Since 9/11, apologists for Israel’s harsh policies have tried to de-link them for the radicalisation of thousands of young Muslims around the world. Although numerous studies have shown a strong correlation between militant Islam and the humiliation being undergone by Muslims in places as dispersed as Palestine, Chechnya and Kashmir, analysts and politicians remain in denial. Out of all these trouble spots, Palestine stands out as the most potent symbol of Muslim pain.
Indeed, it can be argued that people like Begin, Sharon and now Olmert have done more to fill the ranks of Al Qaeda and its offshoots than Osama Bin Laden ever did. But between the compulsions of Israeli politics, and the pressure exerted by AIPAC and Christian evangelists in America, this view is shrugged off as too inconvenient to take into account.
Barack Obama will be sworn in as the next president of the United States in under three weeks, and the most urgent task he will face, apart from the dire state of the American economy, will be the perpetual Palestine problem. Thus far, Palestinians have no reason to expect a more even-handed approach from him than they got from his predecessors.

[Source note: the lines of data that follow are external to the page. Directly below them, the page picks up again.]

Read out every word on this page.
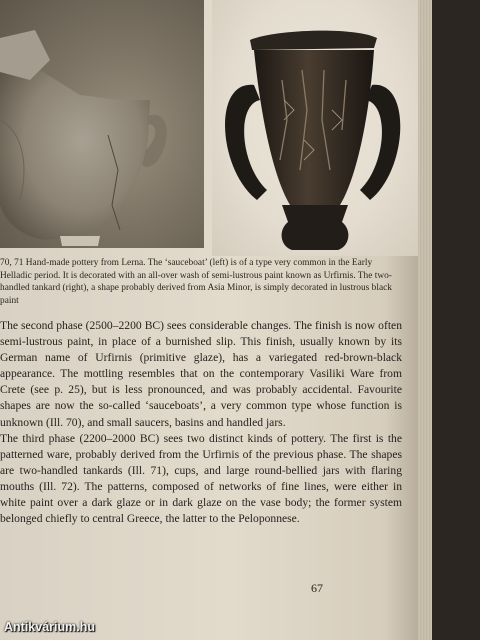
70, 71 Hand-made pottery from Lerna. The ‘sauceboat’ (left) is of a type very common in the Early Helladic period. It is decorated with an all-over wash of semi-lustrous paint known as Urfirnis. The two-handled tankard (right), a shape probably derived from Asia Minor, is simply decorated in lustrous black paint

The second phase (2500–2200 BC) sees considerable changes. The finish is now often semi-lustrous paint, in place of a burnished slip. This finish, usually known by its German name of Urfirnis (primitive glaze), has a variegated red-brown-black appearance. The mottling resembles that on the contemporary Vasiliki Ware from Crete (see p. 25), but is less pronounced, and was probably accidental. Favourite shapes are now the so-called ‘sauceboats’, a very common type whose function is unknown (Ill. 70), and small saucers, basins and handled jars.

The third phase (2200–2000 BC) sees two distinct kinds of pottery. The first is the patterned ware, probably derived from the Urfirnis of the previous phase. The shapes are two-handled tankards (Ill. 71), cups, and large round-bellied jars with flaring mouths (Ill. 72). The patterns, composed of networks of fine lines, were either in white paint over a dark glaze or in dark glaze on the vase body; the former system belonged chiefly to central Greece, the latter to the Peloponnese.

67
Antikvárium.hu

During his election campaign, he kowtowed as abjectly to the Jewish vote as did any of the other candidates. And his appointment of a Zionist to the position of his chief of staff does not inspire much confidence either. But he is much too intelligent a person not to see that the festering sore that is the Palestinian issue cannot be allowed to continue oozing its poison into world politics forever. In this realisation lies a sliver of hope.